Pour peser dans les appels d'offres, les collectivités s'unissent
Suite à la relance du plan de résorption des zones blanches par la loi Macron de 2015, l'État avait publié un appel à projets permettant aux collectivités de prendre en charge la maîtrise d'ouvrage des points hauts nécessaires au déploiement des réseaux mobiles. Suite à la première version de cet appel à projets, 23 collectivités et groupements de commande s'étaient manifestées, pour pallier à la couverture déficiente de 149 communes. La liste des communes concernées ayant été enrichie en 2016, ciblant des communes de plus en plus petites et aux moyens limités, l'État avait évoqué la possibilité d'un appel d'offre national en marché de travaux pour les sites non pris en charge par les collectivités, laissant de nombreux territoires dans l'attentisme. En effet, même si les diverses subventions applicables à la construction des pylônes compensent environ 80% du coût engagé par la commune, et ce pour un plafond de 100.000 euros (130.000 en zone de montagne), les montants à inscrire au budget et la responsabilité à assumer en tant que maître d'ouvrage restent largement hors de portée de la plupart des communes rurales. Qui plus est, les appels d'offres pour la construction de seulement un ou deux pylônes ne sont pas assez attractifs pour les entreprises du BTP et des télécoms.

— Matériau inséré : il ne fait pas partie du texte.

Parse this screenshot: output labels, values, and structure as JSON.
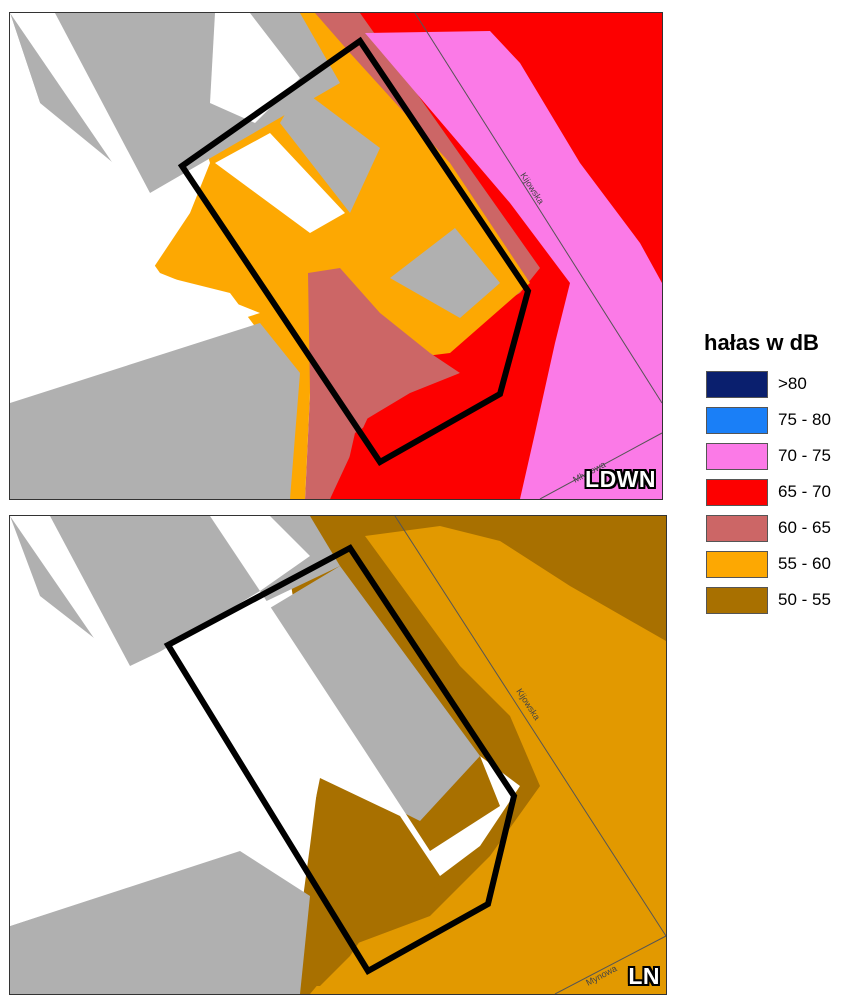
{
  "maps": {
    "top": {
      "title": "LDWN",
      "streets": [
        "Kijowska",
        "Młynowa"
      ]
    },
    "bottom": {
      "title": "LN",
      "streets": [
        "Kijowska",
        "Mynowa"
      ]
    }
  },
  "legend": {
    "title": "hałas w dB",
    "items": [
      {
        "label": ">80",
        "color": "#0a1f6e"
      },
      {
        "label": "75 - 80",
        "color": "#1a7ff7"
      },
      {
        "label": "70 - 75",
        "color": "#fb7ae7"
      },
      {
        "label": "65 - 70",
        "color": "#fd0000"
      },
      {
        "label": "60 - 65",
        "color": "#cc6666"
      },
      {
        "label": "55 - 60",
        "color": "#fda802"
      },
      {
        "label": "50 - 55",
        "color": "#a87000"
      }
    ]
  },
  "colors": {
    "building": "#b0b0b0",
    "background": "#ffffff",
    "boundary": "#000000",
    "street_line": "#555555"
  }
}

Pour pallier ces faiblesses, certains territoires se sont organisés. Du côté de l'Yonne, le préfet de département a incité les présidents d'intercommunalités à s'organiser pour effectuer un groupement de commande, dont la maîtrise d'ouvrage déléguée a été confiée au syndicat d'énergie de l'Yonne (SDEY). C'est ainsi que mi-2016, a été conclu un marché pour la construction d'une trentaine de pylônes. Le premier d'entre eux a été finalisé en février 2017 et 19 autres devraient suivre d'ici la fin de l'année. Le budget total de l'opération s'élève à 5,1 millions d'euros, financé par subventions à 80%. "Le département de l'Yonne comptait 12% des communes identifiées en zone blanche en 2015", observe Michael Grand, chargé du dossier téléphonie mobile au SDEY. "Les possibilités de synergies entre communes étaient donc importantes. Et la maîtrise d'ouvrage déléguée du SDEY a permis de conduire de front la construction du pylône, et la mise en place de l'alimentation électrique." Non loin de là, en Haute-Saône, le syndicat mixte Haute Saône Numérique s'est manifesté pour organiser un groupement de commande national au bénéfice des communes n'ayant pas encore pris en charge elles-mêmes la maîtrise d'ouvrage. C'était justement à Vesoul que Axelle Lemaire avait annoncé fin 2016 la montée en puissance des dispositifs d'amélioration de la couverture mobile. Pour autant, le défi s'annonce de taille pour le syndicat mixte. La construction d'un pylône est un projet complexe à gérer, surtout à distance. De nombreuses problématiques locales sont en cause, de la topographie des terrains à l'acceptabilité sociale.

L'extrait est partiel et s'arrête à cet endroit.